PromptBuilder: Constructs prompts in a structured (JSON-schema) format. It takes an InputType definition, adds current context fields, and specifies the expected OutputType. This ensures inputs and outputs are validated.
InputType / OutputType: Pydantic dataclasses (JSON-schema models) that declare the fields for prompts and responses. They include validation rules and documentation for each field.
Randomized Inputs¶
To introduce variability without AI:
IRandom: An interface for classes that can generate random values on demand.
RandomCollection: Holds a list of values with associated weights. It optionally applies small random perturbations to the weights each draw to simulate noise, then samples a random element.
RandomTable: Maps a key (often an enum, e.g. ticket type) to a RandomCollection of values (e.g. possible priorities for that ticket type). This allows conditional sampling (different priorities for bugs vs. feature requests, etc.).
Cost & Usage Analysis¶
The system tracks token counts and cost throughout:
AssistantRun: Records the token usage and cost of a single run_openai (or equivalent) call for one node.
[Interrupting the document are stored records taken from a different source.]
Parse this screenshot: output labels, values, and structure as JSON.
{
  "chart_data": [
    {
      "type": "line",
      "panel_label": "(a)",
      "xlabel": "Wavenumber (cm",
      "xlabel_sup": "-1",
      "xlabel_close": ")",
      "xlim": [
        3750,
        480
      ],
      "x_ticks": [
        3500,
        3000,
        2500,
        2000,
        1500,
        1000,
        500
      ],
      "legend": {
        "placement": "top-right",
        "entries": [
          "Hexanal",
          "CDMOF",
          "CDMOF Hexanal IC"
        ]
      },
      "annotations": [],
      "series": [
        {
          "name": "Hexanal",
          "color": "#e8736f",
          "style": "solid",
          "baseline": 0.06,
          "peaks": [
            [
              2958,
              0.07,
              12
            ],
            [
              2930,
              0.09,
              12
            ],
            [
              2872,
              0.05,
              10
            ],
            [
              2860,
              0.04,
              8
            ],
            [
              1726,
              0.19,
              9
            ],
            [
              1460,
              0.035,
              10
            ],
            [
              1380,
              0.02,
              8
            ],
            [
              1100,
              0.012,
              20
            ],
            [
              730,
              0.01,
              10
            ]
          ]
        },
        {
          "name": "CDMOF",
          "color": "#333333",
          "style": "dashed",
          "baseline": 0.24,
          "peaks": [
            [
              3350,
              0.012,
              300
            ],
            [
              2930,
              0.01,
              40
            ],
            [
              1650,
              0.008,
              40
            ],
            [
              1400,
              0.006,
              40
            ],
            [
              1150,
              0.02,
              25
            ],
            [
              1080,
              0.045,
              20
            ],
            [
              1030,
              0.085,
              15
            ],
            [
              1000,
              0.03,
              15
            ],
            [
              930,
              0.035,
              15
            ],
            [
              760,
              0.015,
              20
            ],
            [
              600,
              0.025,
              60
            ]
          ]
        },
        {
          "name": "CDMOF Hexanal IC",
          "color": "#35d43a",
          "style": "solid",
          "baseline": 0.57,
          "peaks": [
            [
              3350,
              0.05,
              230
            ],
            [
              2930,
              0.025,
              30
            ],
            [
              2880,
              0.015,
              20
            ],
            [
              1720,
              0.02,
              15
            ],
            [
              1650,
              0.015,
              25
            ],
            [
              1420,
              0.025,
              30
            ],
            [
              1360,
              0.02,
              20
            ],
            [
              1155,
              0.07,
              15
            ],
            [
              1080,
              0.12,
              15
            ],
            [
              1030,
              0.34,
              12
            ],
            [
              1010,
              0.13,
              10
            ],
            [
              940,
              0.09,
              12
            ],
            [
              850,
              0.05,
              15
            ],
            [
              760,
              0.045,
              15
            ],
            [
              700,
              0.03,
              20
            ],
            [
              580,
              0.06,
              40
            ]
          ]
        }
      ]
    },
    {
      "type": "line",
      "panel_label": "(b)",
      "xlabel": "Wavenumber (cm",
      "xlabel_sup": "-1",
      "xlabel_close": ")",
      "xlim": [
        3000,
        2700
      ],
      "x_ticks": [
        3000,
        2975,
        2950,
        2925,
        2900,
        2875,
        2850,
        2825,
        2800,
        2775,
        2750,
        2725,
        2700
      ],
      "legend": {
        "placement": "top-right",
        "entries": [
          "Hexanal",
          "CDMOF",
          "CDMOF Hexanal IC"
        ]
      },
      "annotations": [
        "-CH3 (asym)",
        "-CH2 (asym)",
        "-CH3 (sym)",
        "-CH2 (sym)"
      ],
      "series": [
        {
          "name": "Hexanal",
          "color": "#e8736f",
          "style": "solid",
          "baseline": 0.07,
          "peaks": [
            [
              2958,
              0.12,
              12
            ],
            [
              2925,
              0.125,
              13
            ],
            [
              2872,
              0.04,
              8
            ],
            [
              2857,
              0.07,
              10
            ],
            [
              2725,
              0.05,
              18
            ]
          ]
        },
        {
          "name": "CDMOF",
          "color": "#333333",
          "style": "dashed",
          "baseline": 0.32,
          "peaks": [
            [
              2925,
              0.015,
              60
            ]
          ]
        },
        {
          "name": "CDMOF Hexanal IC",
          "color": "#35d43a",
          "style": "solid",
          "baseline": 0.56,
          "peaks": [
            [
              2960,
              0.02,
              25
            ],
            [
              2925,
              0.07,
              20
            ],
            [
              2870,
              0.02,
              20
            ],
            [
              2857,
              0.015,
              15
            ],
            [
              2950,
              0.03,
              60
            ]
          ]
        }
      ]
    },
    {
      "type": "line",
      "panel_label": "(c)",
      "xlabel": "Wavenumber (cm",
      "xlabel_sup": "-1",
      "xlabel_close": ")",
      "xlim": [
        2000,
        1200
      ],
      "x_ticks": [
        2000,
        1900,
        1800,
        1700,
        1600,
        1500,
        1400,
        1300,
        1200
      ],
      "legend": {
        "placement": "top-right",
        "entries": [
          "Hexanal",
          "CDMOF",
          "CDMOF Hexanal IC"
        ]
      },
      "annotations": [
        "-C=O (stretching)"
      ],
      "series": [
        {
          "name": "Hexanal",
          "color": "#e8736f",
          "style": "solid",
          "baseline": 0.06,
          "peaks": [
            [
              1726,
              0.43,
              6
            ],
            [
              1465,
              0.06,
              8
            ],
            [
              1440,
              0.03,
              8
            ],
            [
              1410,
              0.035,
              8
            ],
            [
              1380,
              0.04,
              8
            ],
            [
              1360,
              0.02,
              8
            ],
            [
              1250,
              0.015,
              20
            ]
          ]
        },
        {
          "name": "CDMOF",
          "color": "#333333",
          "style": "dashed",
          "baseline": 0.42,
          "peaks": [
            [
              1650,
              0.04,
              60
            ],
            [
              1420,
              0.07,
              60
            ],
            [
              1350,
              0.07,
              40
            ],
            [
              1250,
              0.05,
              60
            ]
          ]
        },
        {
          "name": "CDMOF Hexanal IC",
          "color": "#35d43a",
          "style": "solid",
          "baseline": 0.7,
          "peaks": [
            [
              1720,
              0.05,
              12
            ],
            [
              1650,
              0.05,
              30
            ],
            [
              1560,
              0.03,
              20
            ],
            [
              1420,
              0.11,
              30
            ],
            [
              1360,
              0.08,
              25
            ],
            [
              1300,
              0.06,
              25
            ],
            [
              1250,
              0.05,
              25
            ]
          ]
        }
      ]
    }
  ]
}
AssistantRunsAnalyzer: Aggregates multiple AssistantRun records (e.g. from one pipeline run) into an AnalysisResult summarizing total tokens and cost.
DatasetUsageAnalyzer: Gathers cost information across all generated tickets and produces a formatted summary (breakdown per assistant and totals in any currency). It can generate reports like CSV or tables.
These analyzers help you audit the monetary cost of generation by agent. See the Usage section for examples of generating cost reports.